Your first build
This tutorial shows you how to create builds: portable, versioned artifacts from your Xorq expressions. You’ll run xorq build, inspect the generated files, and understand how builds work.
After completing this tutorial, you know what builds are and why they matter for versioning and deployment.
This tutorial uses the iris dataset from xo.examples.iris.fetch(), which loads data from a remote URL. You need an active internet connection to run the build. If you’re offline, you’ll see a connection error like Cannot connect to host storage.googleapis.com.
Prerequisites
You need:
- Xorq installed:
pip install xorq - Basic familiarity with Xorq expressions
- Completed the Quickstart recommended
What’s a build?
A build captures your Xorq expression as a portable artifact. When you run xorq build, Xorq analyzes your code and generates files that describe the computation.

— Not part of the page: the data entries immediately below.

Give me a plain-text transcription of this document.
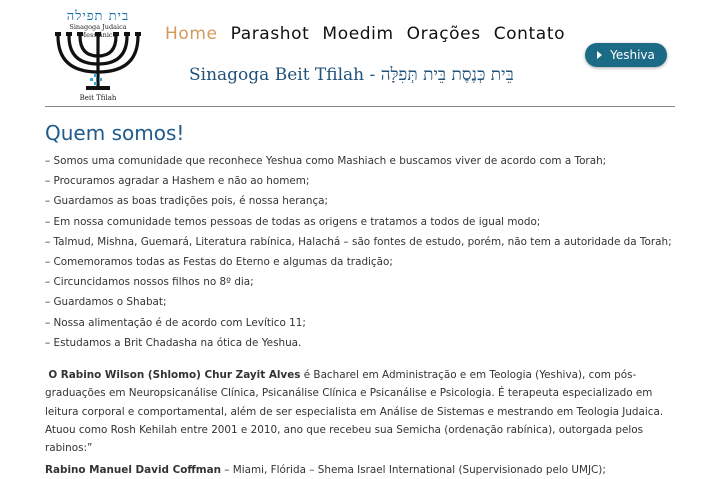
בית תפילה
Sinagoga Judaica
Beit Tfilah
Home Parashot Moedim Orações Contato
Yeshiva
Sinagoga Beit Tfilah - בֵּית כְּנֶסֶת בֵּית תְּפִלָּה
Quem somos!
– Somos uma comunidade que reconhece Yeshua como Mashiach e buscamos viver de acordo com a Torah;
– Procuramos agradar a Hashem e não ao homem;
– Guardamos as boas tradições pois, é nossa herança;
– Em nossa comunidade temos pessoas de todas as origens e tratamos a todos de igual modo;
– Talmud, Mishna, Guemará, Literatura rabínica, Halachá – são fontes de estudo, porém, não tem a autoridade da Torah;
– Comemoramos todas as Festas do Eterno e algumas da tradição;
– Circuncidamos nossos filhos no 8º dia;
– Guardamos o Shabat;
– Nossa alimentação é de acordo com Levítico 11;
– Estudamos a Brit Chadasha na ótica de Yeshua.

O Rabino Wilson (Shlomo) Chur Zayit Alves é Bacharel em Administração e em Teologia (Yeshiva), com pós-graduações em Neuropsicanálise Clínica, Psicanálise Clínica e Psicanálise e Psicologia. É terapeuta especializado em leitura corporal e comportamental, além de ser especialista em Análise de Sistemas e mestrando em Teologia Judaica. Atuou como Rosh Kehilah entre 2001 e 2010, ano que recebeu sua Semicha (ordenação rabínica), outorgada pelos rabinos:”

Rabino Manuel David Coffman – Miami, Flórida – Shema Israel International (Supervisionado pelo UMJC);
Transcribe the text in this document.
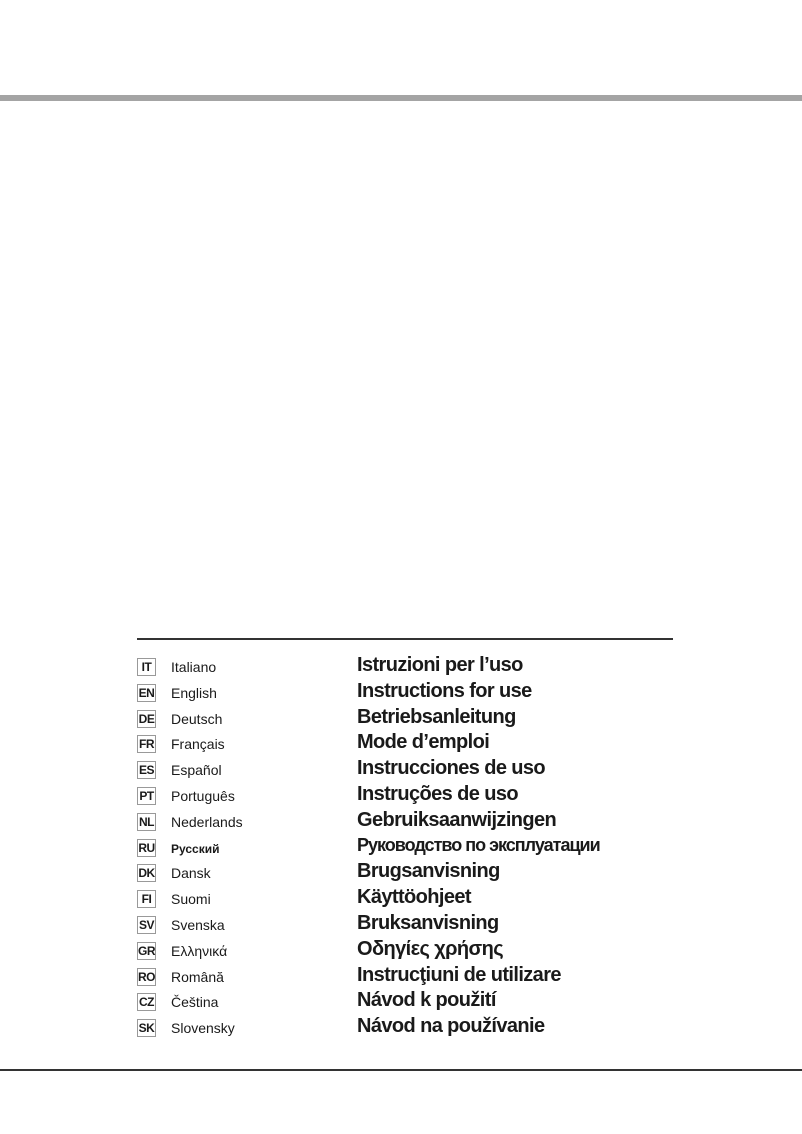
IT	Italiano	Istruzioni per l’uso
EN English	Instructions for use
DE Deutsch	Betriebsanleitung
FR Français	Mode d’emploi
ES Español	Instrucciones de uso
PT Português	Instruções de uso
NL Nederlands	Gebruiksaanwijzingen
RU Русский	Руководство по эксплуатации
DK Dansk	Brugsanvisning
FI	Suomi	Käyttöohjeet
SV Svenska	Bruksanvisning
GR Ελληνικά	Οδηγίες χρήσης
RO Română	Instrucţiuni de utilizare
CZ Čeština	Návod k použití
SK Slovensky	Návod na používanie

Here’s why this matters: imagine you write an expression in a notebook, it works perfectly, but you can’t easily version it or deploy it to production. Builds solve this by turning your expression into files you can check into git, share with teammates, and deploy anywhere Xorq runs.
Builds use content hashing. Same expression = same hash, always. This gives you automatic versioning based on computational content.
Create an expression file
Start by creating a simple Python file with a Xorq expression. Create a file called my_first_expr.py:
# my_first_expr.py
import xorq.api as xo
con = xo.connect()
iris = xo.examples.iris.fetch(backend=con)
filtered_iris = (
iris
.filter(xo._.sepal_length > 6)
.group_by("species")
.agg(
count=xo._.species.count(),
avg_width=xo._.sepal_width.mean()
)
)- 1
- Connect to the backend and load the iris dataset.
- 2
- Create an expression that filters, groups, and aggregates.

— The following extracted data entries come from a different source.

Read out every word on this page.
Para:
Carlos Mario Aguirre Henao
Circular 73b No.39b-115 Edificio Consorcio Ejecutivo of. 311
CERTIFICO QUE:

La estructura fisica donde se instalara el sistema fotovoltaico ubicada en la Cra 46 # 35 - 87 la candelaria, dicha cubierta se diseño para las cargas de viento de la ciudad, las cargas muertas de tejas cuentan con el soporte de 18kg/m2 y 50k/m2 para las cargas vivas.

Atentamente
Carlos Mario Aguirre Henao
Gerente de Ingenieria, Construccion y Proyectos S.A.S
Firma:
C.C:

This expression filters iris flowers by sepal length and aggregates by species. Nothing executes yet—it’s just a computation description.
Run your first build
Now you’ll build this expression using the xorq build command.
xorq build my_first_expr.py -e filtered_irisThe -e filtered_iris flag tells Xorq which expression variable to build from the file.
Output:
Building filtered_iris from my_first_expr.py
Written 'filtered_iris' to builds/050dac72b4d8
builds/050dac72b4d8
Xorq created a directory called builds/050dac72b4d8/ containing your build artifacts. The hash 050dac72b4d8 identifies this specific build.
The hash (like 050dac72b4d8) comes from your expression’s structure. If you run the same build command again, you get the same hash. Different expression = different hash.
Save this hash as an environment variable for the remaining steps:
export BUILD_HASH=050dac72b4d8Replace 050dac72b4d8 with your actual hash from the output.
set BUILD_HASH=050dac72b4d8Replace 050dac72b4d8 with your actual hash from the output.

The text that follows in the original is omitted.